Congress Can Deliver The Hours

A truck-driving California congressman suggested that if officials at the Department of Transportation can’t pull the trigger on new hours-of-service regulations, Congress should do it for them.

Rep. Richard Pombo (R-Calif.) said at a meeting of the Agricultural Transporters Conference that a legislative solution might be the answer to the long-awaited reform.

Haulers of agricultural goods are especially concerned about the fate of the rules since their business involves an annual harvest-time rush to deliver time-sensitive goods.

Hours-of-service reform “is something that should have been settled. The only reason it hasn’t is that you haven’t made a big enough deal out of it,” Pombo told members of the conference, who were in Washington, D.C., and Alexandria, Va., for their first Legislative & Leadership Conference and annual meeting June 14 and 15. The agricultural haulers are a managed conference of American Trucking Associations.



Pombo, who has a commercial driver license and whose family business owns a feed lot and nine trucks in his home state, said he thought a regulatory solution would be difficult to come by since the current administration seems more intent on not angering special interests.

Transportation lawyer James Flint, who also spoke at the conference, agreed about the cause of the gridlock at DOT.

“Hours of service? They won’t do anything about that,” Flint said. “They can’t make a decision between competing interests.”

“As a result,” said Pombo, “it appears that a legislative solution is our best bet.”

Pombo acknowledged that a bill focused on reforming the rules that govern a truck driver’s hours behind the wheel would be difficult to pass. He said slipping it in an appropriations bill when Congress is trying to end its session would be a better tact.

JoAnn White, safety management coordinator for Frankie Arrants Trucking, which hauls timber out of Jamesville, N.C., said she did not think it would come to that.

White, like most of the conference’s members, was anxious to see ATA’s final position on hours of service,which was to be debated days later at the trucking association’s June leadership meeting.

“We just want to get our proposal finalized so it can go on to the next stages,” said White, who is on ATA’s committee dealing with the issue.

Fred A. Gowan of Teresi Trucking in Lodi, Calif., said it might be helpful to “let DOT know that if they’re not going to do something, then we can pursue a legislative solution.”

Many states give special exemptions from the federal hours of service to agricultural carriers during harvest time.

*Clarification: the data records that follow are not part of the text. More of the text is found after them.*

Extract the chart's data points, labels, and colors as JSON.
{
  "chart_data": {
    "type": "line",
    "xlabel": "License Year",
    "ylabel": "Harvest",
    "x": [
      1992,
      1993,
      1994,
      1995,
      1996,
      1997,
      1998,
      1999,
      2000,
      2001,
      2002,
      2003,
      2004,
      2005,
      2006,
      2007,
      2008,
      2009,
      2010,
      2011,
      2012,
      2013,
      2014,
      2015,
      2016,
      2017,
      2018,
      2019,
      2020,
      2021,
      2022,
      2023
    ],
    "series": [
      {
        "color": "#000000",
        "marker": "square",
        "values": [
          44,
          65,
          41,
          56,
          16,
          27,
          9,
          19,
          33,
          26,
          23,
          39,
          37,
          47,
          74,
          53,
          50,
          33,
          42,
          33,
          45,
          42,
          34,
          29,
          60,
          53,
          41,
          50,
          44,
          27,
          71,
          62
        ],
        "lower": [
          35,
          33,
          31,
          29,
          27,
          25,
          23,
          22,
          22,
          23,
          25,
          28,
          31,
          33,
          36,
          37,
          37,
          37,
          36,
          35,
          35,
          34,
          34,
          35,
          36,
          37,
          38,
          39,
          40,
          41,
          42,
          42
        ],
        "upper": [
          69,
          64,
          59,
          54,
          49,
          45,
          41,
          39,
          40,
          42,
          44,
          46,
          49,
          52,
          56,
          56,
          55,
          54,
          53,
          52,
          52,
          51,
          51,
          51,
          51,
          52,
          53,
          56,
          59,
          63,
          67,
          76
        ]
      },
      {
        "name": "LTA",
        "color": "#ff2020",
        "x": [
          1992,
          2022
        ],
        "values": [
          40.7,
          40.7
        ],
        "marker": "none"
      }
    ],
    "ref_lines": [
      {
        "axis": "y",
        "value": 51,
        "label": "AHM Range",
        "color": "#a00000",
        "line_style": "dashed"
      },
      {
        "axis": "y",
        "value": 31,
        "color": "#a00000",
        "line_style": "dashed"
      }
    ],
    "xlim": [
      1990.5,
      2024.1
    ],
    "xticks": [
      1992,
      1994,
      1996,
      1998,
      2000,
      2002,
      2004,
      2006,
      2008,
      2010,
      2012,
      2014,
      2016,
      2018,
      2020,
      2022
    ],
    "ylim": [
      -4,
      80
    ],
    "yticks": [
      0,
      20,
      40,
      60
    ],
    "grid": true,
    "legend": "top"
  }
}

Fletcher Hall, executive director of ATC, said making sure that flexibility is retained is paramount to ag haulers.

“There has to be consideration given to the realistic world demands that are made by the products being transported, and in the case of agricultural products, those concerns obviously affect the shipper, the trucker, the producer and the consumer,” said Hall. “We have to protect those exemptions based on necessity, so we don’t affect the quality or price of agricultural products for the consumer.”

Ed Rocha, president of Ed Rocha Transportation in Modesta, Calif., said the coolness and lack of rain in his region will mean the peak seasons for many crops could overlap, and the crops would all have to hauled at the same time.

Keith A. Klindworth, chief of the marketing and transportation analysis group of the Department of Agriculture, told the audience that recent surveys of shippers and receivers showed they were very satisfied with the performance of truckers.

“Until you get these users excited about the issues you know about, it’s difficult to see how you can really make progress,” he said. “That’s where your association can make the case that if you don’t deal with problems like hours of service and other issues, shippers won’t get the type of service they’re getting now in the future, nor will rates stay as low.”

Klindworth said the U.S. agriculture industry is the primary user of transportation services in the country and that its top transportation mode is trucking, which hauls 45% of the total ton-miles.

He said due to bioengineering of products and decreased governmental control over prices, agricultural shippers will need the versatility trucking can provide even more in the future.

“They need a flexible transportation system that meets their capacity needs, and many people doubt our rail system can provide that capacity, and there are similar problems with waterway capacity,” said Klindworth.